I am interested in how the Yorkshire dialect is enregistered, both historically and now (see Cooper 2013, 2015, 2017, 2020). This includes how the variety is represented in writing - in literature as well as in other contexts such as social media and on commodities like T-shirts, coffee mugs, etc. - and the perceptions held by speakers when interviewed (see Cooper 2019).

I am also interested in the ways in which Scouse dialect is perceived and used in educational contexts (see Cooper and Lampropoulou, forthcoming; Lamropoulou and Cooper, forthcoming).

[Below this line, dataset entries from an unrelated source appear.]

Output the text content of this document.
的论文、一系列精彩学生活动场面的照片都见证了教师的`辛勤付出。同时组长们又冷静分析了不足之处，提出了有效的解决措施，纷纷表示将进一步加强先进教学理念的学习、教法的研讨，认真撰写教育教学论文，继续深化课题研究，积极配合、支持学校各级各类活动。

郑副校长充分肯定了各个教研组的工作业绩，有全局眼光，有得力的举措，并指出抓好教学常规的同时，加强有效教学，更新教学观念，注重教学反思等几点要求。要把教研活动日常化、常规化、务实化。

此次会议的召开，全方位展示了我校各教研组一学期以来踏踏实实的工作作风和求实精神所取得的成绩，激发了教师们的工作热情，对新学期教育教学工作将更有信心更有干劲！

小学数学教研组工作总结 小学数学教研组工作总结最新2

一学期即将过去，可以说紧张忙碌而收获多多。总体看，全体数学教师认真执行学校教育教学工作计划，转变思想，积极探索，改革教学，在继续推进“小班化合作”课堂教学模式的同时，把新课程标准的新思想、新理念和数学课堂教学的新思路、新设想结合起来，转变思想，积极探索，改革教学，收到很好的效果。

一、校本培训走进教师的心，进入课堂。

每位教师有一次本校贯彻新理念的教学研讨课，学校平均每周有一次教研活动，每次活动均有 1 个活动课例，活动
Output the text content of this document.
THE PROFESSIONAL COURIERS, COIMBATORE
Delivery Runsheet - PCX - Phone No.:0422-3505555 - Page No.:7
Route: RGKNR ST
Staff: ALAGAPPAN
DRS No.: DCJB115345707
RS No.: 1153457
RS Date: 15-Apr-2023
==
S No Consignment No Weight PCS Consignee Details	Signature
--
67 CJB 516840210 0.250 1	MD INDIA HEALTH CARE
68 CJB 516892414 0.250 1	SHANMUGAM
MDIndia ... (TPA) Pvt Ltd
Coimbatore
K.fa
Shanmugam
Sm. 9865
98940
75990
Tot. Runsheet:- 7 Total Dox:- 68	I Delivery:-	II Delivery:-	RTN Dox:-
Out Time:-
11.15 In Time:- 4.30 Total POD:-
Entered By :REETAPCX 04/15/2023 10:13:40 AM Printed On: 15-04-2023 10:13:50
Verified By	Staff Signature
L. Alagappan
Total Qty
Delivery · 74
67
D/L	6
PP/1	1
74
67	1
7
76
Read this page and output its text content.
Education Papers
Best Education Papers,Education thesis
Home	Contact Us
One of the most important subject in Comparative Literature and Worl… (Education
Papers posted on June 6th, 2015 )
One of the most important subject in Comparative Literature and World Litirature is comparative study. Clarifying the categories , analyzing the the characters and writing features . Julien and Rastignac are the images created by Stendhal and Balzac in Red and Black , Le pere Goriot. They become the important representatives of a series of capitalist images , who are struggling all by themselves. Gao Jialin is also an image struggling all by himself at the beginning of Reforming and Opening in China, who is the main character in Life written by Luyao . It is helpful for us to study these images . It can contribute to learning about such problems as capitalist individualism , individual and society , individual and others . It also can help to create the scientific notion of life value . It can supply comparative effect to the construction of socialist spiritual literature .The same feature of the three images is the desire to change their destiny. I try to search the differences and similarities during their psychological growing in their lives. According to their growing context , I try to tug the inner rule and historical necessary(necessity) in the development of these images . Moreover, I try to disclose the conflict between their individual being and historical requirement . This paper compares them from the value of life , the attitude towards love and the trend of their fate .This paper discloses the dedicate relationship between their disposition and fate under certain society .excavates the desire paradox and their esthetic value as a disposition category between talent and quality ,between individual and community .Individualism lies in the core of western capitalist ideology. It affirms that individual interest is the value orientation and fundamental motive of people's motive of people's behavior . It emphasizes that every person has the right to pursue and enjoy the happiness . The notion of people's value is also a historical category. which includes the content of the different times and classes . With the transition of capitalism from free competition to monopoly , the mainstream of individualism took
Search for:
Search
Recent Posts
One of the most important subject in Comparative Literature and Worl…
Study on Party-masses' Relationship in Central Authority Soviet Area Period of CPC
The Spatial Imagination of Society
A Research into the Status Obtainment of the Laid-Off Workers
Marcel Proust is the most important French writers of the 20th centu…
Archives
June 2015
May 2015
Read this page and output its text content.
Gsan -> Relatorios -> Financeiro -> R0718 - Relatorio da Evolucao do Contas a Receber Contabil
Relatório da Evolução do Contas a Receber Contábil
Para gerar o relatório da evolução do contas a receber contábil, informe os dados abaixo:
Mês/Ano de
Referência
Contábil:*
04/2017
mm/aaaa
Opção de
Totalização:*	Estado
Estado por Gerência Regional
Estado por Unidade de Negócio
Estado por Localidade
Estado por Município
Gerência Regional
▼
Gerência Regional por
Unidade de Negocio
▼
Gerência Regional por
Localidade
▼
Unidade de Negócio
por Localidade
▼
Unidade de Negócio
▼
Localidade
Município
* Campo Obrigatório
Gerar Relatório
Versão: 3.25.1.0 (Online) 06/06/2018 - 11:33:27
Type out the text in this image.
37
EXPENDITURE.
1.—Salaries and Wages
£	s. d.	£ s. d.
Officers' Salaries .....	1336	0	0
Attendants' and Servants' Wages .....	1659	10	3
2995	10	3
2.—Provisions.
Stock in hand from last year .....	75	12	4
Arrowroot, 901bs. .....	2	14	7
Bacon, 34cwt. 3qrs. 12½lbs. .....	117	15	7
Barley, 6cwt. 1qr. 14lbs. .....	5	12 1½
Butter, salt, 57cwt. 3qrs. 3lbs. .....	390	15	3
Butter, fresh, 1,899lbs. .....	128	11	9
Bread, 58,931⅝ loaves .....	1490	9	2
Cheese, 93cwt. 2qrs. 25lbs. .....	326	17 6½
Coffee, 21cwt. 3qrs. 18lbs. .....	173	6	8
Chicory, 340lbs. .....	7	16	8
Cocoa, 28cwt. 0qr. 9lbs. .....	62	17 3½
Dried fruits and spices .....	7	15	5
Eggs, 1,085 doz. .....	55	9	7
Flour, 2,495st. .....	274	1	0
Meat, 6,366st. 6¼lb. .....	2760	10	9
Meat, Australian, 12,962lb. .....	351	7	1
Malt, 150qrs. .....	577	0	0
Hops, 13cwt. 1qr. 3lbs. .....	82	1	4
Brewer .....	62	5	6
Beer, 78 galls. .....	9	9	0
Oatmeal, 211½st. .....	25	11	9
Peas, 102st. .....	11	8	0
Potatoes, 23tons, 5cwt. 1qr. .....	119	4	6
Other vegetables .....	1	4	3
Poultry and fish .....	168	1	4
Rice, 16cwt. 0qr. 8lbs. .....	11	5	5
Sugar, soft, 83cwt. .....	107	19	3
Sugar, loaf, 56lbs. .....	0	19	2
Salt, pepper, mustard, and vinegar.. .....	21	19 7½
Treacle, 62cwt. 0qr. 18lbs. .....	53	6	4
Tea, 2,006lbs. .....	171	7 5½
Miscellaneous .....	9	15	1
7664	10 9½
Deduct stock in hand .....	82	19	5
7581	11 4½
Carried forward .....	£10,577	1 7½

Sociophonetics, sociolinguistics

The links between individual sounds, pronunciations, words, etc. with nonlinguistic factors (region, age, gender, social class, etc.). See Cooper (2019) for my work on speaker perceptions of Barnsley English in South Yorkshire, particularly in the pronunciation of the town as "Baaarnsley" with a fronted vowel, [a:].

Research Grants

Accent and identity in Liverpool: a corpus sociophonetic 'big data' approach

BRITISH ACADEMY (UK)

August 2018 - February 2019

Research Collaborations

Dr Sofia Lampropoulou

Project: Teaching speech recognition systems to understand Scouse
External: The Hartree Centre

Using neural nets and a 'big data' approach to improve the performance of Automatic Speech Recognition Systems in their understanding of regional dialects of English

Dr Sofia Lampropoulou

Project: Enhancing spelling and reading teaching practices in Merseyside secondary schools
Internal

A study looking at the use of Scouse as a stylistic resource in educational contexts by adolescent female speakers with the ultimate aim of developing pedagogical approaches and resources for the teaching of regional dialects in secondary schools.